Rose addressed the accusation Carol hadn’t voiced: [No Carol, you were seeded yesterday, with your classmates. I would never impress telepathy upon someone without consent. There are 27 human telepaths outside of my class, and I think 7 animals from the tests. Most are known. One new addition as of last week was Rector Emily.]
“Sorry,” she said sheepishly.
[You had to ask. It’s not a coincidence you’re developing faster. Assuming you become a telepath in a few hours, how quickly do you think it can spread?]
Carol drew in her breath in shock. A few hours? Carol noted that she hadn't before realized how odd it was that telepathy had only been spread to animals in two entire years. If it looked like a disease, people would fight back.
“It'll be exponential now. Er, it would be, but you'll tell us to slow down, control the burn? It's a balancing act, isn't it?” Too fast and telepathy would be seen as an invasion.

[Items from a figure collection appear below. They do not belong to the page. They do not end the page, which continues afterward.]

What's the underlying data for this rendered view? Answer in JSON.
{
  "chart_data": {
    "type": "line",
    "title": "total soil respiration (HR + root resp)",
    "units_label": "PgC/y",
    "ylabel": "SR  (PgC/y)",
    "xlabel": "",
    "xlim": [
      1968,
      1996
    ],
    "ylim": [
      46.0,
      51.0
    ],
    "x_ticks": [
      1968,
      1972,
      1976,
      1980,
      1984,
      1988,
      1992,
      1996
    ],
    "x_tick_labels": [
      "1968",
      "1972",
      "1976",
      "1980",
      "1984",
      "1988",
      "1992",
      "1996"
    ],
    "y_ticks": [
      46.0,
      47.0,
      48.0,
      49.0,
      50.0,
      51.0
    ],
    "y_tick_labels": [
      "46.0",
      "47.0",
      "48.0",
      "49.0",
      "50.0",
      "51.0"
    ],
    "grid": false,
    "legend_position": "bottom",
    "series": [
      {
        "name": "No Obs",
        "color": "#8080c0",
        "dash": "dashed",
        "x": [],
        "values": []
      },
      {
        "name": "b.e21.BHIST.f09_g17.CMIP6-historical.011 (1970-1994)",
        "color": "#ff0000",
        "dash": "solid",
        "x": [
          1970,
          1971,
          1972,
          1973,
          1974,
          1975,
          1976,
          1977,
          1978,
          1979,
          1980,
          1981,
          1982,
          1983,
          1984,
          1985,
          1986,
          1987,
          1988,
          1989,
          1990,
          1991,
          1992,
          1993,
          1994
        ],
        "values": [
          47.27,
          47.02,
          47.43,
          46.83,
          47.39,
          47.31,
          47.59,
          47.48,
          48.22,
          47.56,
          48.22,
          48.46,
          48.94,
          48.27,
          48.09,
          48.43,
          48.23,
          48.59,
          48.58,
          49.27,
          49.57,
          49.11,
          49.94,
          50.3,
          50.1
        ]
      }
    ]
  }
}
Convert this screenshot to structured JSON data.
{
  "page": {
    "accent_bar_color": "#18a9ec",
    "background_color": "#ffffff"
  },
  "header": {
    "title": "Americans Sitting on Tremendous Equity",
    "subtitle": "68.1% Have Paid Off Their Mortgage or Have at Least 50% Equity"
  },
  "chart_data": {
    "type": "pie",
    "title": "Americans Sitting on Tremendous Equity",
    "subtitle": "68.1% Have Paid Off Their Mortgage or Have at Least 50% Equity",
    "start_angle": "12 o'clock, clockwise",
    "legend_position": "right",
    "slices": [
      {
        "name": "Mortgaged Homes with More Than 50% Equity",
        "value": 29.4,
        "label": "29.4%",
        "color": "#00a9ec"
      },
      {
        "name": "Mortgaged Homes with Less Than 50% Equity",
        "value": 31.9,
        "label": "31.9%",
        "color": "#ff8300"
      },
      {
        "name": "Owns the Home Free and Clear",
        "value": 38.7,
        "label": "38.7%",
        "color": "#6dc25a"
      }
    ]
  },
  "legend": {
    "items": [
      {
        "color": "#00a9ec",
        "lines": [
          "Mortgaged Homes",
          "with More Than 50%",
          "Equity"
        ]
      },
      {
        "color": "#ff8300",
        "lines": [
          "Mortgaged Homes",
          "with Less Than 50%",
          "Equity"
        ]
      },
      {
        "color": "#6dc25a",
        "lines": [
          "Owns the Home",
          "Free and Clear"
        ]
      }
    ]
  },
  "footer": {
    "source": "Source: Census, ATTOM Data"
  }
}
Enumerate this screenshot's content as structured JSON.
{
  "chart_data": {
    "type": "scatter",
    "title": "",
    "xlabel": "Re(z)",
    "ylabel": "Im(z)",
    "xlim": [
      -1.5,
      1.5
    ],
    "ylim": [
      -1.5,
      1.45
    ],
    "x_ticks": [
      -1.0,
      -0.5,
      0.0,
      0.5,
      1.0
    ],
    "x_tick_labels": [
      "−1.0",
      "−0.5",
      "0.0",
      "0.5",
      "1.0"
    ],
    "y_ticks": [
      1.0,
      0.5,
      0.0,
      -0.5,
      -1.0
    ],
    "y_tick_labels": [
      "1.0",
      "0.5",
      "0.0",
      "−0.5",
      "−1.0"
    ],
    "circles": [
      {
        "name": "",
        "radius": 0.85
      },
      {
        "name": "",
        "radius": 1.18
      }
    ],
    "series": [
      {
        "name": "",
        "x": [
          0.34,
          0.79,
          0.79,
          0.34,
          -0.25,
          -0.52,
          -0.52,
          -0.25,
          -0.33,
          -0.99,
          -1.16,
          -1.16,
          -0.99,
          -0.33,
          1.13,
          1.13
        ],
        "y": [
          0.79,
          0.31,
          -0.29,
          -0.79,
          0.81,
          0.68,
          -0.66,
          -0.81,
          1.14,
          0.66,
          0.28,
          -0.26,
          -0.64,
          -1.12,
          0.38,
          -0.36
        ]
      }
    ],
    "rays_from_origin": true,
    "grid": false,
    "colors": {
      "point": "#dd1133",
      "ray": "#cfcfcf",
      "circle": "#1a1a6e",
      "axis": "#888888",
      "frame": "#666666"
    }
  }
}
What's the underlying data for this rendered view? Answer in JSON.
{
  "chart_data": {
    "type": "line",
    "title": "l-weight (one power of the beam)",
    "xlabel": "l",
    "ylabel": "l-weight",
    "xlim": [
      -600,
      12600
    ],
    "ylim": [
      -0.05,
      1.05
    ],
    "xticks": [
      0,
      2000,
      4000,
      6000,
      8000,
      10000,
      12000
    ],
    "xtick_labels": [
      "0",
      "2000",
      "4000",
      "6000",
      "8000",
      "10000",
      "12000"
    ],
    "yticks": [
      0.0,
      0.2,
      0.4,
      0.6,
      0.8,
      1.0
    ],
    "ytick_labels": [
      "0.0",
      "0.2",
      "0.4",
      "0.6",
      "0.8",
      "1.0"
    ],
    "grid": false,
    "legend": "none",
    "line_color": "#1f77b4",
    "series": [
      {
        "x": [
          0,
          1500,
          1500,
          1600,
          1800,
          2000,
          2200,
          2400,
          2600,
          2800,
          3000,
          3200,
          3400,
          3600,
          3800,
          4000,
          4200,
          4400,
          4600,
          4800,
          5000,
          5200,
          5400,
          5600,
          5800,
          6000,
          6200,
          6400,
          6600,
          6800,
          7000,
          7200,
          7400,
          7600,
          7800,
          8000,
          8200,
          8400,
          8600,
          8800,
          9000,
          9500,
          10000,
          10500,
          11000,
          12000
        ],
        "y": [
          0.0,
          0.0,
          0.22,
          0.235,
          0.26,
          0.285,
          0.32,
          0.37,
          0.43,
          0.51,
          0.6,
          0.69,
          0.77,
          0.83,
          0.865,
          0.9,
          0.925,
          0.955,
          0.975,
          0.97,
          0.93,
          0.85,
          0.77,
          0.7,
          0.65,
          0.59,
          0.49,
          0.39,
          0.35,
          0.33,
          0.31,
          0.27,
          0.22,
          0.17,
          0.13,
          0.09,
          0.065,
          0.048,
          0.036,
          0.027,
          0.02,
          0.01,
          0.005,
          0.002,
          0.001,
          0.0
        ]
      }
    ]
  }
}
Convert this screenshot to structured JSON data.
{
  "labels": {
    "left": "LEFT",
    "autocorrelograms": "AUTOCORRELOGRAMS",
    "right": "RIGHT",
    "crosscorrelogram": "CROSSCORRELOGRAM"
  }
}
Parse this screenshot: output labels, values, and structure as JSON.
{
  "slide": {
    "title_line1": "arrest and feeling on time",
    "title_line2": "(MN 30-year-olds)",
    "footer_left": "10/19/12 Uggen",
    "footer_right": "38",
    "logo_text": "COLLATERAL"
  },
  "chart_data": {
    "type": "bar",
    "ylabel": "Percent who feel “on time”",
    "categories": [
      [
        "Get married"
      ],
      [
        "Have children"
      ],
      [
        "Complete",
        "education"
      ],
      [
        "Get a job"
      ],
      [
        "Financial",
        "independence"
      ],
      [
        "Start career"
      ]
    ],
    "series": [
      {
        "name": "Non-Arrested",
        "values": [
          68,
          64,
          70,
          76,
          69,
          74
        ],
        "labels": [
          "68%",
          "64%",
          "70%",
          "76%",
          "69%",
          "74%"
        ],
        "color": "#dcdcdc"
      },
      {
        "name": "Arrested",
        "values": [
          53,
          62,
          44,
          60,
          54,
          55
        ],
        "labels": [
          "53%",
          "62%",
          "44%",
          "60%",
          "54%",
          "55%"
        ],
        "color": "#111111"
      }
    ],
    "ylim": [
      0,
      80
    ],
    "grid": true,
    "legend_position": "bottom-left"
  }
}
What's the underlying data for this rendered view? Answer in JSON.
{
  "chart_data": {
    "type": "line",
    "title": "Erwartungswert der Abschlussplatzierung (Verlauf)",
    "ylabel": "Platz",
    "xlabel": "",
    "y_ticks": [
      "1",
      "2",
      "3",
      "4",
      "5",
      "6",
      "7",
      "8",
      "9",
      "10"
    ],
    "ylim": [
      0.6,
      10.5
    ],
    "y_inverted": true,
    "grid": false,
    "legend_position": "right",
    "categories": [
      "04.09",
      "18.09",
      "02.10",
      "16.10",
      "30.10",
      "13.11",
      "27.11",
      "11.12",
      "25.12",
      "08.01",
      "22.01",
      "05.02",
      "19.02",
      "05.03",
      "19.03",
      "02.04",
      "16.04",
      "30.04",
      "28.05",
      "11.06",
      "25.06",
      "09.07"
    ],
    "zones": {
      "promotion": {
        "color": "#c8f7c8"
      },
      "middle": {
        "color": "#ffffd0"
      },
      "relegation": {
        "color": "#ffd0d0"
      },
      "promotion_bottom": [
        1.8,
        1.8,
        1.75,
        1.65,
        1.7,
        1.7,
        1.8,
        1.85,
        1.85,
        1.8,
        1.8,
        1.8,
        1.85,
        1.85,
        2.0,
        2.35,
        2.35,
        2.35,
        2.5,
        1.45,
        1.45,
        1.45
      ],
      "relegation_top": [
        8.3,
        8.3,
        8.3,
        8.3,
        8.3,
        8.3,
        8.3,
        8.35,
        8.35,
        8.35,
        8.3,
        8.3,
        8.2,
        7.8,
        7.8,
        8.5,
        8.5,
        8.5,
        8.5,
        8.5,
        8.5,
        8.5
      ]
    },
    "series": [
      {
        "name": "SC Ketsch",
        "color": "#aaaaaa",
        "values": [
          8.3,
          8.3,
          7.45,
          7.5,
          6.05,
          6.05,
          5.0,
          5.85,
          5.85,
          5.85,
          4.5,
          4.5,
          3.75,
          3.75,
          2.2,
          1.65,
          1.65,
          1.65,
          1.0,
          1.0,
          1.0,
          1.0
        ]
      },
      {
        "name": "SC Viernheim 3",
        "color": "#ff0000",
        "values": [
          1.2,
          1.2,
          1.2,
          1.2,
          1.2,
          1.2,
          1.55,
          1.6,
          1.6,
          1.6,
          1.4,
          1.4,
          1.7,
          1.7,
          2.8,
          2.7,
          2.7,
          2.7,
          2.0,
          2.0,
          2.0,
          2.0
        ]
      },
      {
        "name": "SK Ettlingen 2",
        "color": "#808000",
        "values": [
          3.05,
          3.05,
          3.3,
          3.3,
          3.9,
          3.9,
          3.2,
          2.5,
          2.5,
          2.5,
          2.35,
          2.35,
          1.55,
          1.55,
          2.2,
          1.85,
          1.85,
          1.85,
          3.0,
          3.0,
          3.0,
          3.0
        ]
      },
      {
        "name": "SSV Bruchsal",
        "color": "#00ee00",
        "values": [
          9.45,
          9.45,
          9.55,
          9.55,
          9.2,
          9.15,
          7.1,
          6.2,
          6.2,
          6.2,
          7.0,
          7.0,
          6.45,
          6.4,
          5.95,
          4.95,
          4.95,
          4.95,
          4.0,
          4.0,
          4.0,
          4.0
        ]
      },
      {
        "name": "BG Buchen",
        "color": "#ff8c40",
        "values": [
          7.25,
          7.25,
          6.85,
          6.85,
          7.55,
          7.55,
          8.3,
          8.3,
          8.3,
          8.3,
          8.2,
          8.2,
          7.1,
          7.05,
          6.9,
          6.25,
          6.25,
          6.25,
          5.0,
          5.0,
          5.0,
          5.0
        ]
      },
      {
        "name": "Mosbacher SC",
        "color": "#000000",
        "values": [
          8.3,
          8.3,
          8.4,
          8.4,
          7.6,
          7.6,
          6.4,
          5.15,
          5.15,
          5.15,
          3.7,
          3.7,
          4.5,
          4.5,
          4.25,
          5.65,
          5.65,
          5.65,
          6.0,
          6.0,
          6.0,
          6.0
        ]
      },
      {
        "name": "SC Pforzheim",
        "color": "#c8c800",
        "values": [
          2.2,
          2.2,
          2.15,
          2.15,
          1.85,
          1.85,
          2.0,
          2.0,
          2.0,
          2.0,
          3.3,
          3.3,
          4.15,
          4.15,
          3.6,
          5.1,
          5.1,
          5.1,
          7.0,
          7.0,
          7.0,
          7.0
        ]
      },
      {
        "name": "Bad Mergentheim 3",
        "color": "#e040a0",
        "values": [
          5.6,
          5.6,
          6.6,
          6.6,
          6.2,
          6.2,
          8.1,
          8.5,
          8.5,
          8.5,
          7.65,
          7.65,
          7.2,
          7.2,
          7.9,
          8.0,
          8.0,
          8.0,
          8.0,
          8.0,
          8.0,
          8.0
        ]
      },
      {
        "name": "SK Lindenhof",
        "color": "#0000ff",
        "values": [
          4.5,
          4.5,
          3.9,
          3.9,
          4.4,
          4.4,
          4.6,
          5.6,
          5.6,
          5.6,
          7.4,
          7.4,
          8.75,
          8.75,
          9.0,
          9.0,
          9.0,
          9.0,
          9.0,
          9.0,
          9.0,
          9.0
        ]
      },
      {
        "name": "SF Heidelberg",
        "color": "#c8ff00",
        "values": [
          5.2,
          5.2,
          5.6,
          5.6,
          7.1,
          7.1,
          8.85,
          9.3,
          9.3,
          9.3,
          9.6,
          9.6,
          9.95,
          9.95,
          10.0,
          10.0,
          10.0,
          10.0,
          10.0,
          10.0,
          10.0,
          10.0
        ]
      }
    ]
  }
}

Too slow and the Earth would continue as before, without improved technology or space travel. Or maybe the telepaths could all be assassinated. Carol didn't voice that concern aloud, hoped Rose didn't read it. Carol was pretty sure twenty-seven was a bit larger than the public number, so maybe that issue was taken care of.
[Not really. Maybe I'm too impatient, but the last three years have been far too slow. I ended up with less time for PR than I had hoped.]
“So it's going to explode, then. Starting here. With… academics.” At least part of Rose's plan was starting to crystallize in Carol's head.
[Emily is in on it. Telepathy will be a respected science, viewed as a privilege around the world. Emily is planning to turn this place into a College of Telepathy. The main idea is to build an air of elitism.]
“So if you're anti-Rose,” Carol started.
[You're anti-science,] finished Rose.
Carol thought of the other Lincolnites who didn't make (or sign up for) the class. I didn't sign up for this. “Most of them didn't sign up for this.”
[I know. I feel horrible just thinking about it. I'm doing to you what I did to the Stattons, on purpose this time. There's no way around it, really.]
“So that's the reason you're at Lincoln?”
Rose shrugged. [It's why I'm at Oxford. Its tutor structure is a perfect fit for telepathy. Other universities and scientists will be desperate once they see how well we do.]
Carol and Rose sat in silence for a minute.
[What do you think?] asked Rose.
“I don't know. What are the odds it works?” She wasn't sure which part was more frightening: the promise of panic and war once exponential growth started, or the fact that her species was probably doomed to die on Earth, without convenient alien technology that could probably end disease, solve world hunger, and keep everyone happy. Rose was from America, so surely she was aware that being anti-science wasn’t necessarily radical.
[Low. But it's all I can do.]
Carol understood that.
“You want people to rally around you.”
[Only as much as I'm a symbol for telepathy.]
“And they'll rally around… us.”
[Hopefully only as much as you choose. By the time your identities are public, I hope there'll be a couple thousand of us.]
Carol sat in silence, imagining what might happen in the future. Was Rose doing the right thing by infecting them? It seemed like it all depended on how telepathy worked, and whether it actually benefited humanity
“Okay,” she said, unsure of how to continue. Rose wasn’t typing.
So that was it? She thought of Rose waiting for years before making her public appearance. Why wait two whole years if you thought Amber was dead? The question didn’t need to be raised aloud: Rose had only been five years old.
The sky was turning a lighter shade of dark blue. It would still be a few hours before sunrise. The air was chilly, but Carol had been pretending she wasn’t cold.
Rose held up the phone. [Can we talk about something else now?]
“What?” Carol started. But I have so many questions.
She met the dragon's gaze and suddenly understood why Rose must have hated talking about it, why it was so personal.
Carol forced a smile. “Sure. Do you drink tea?”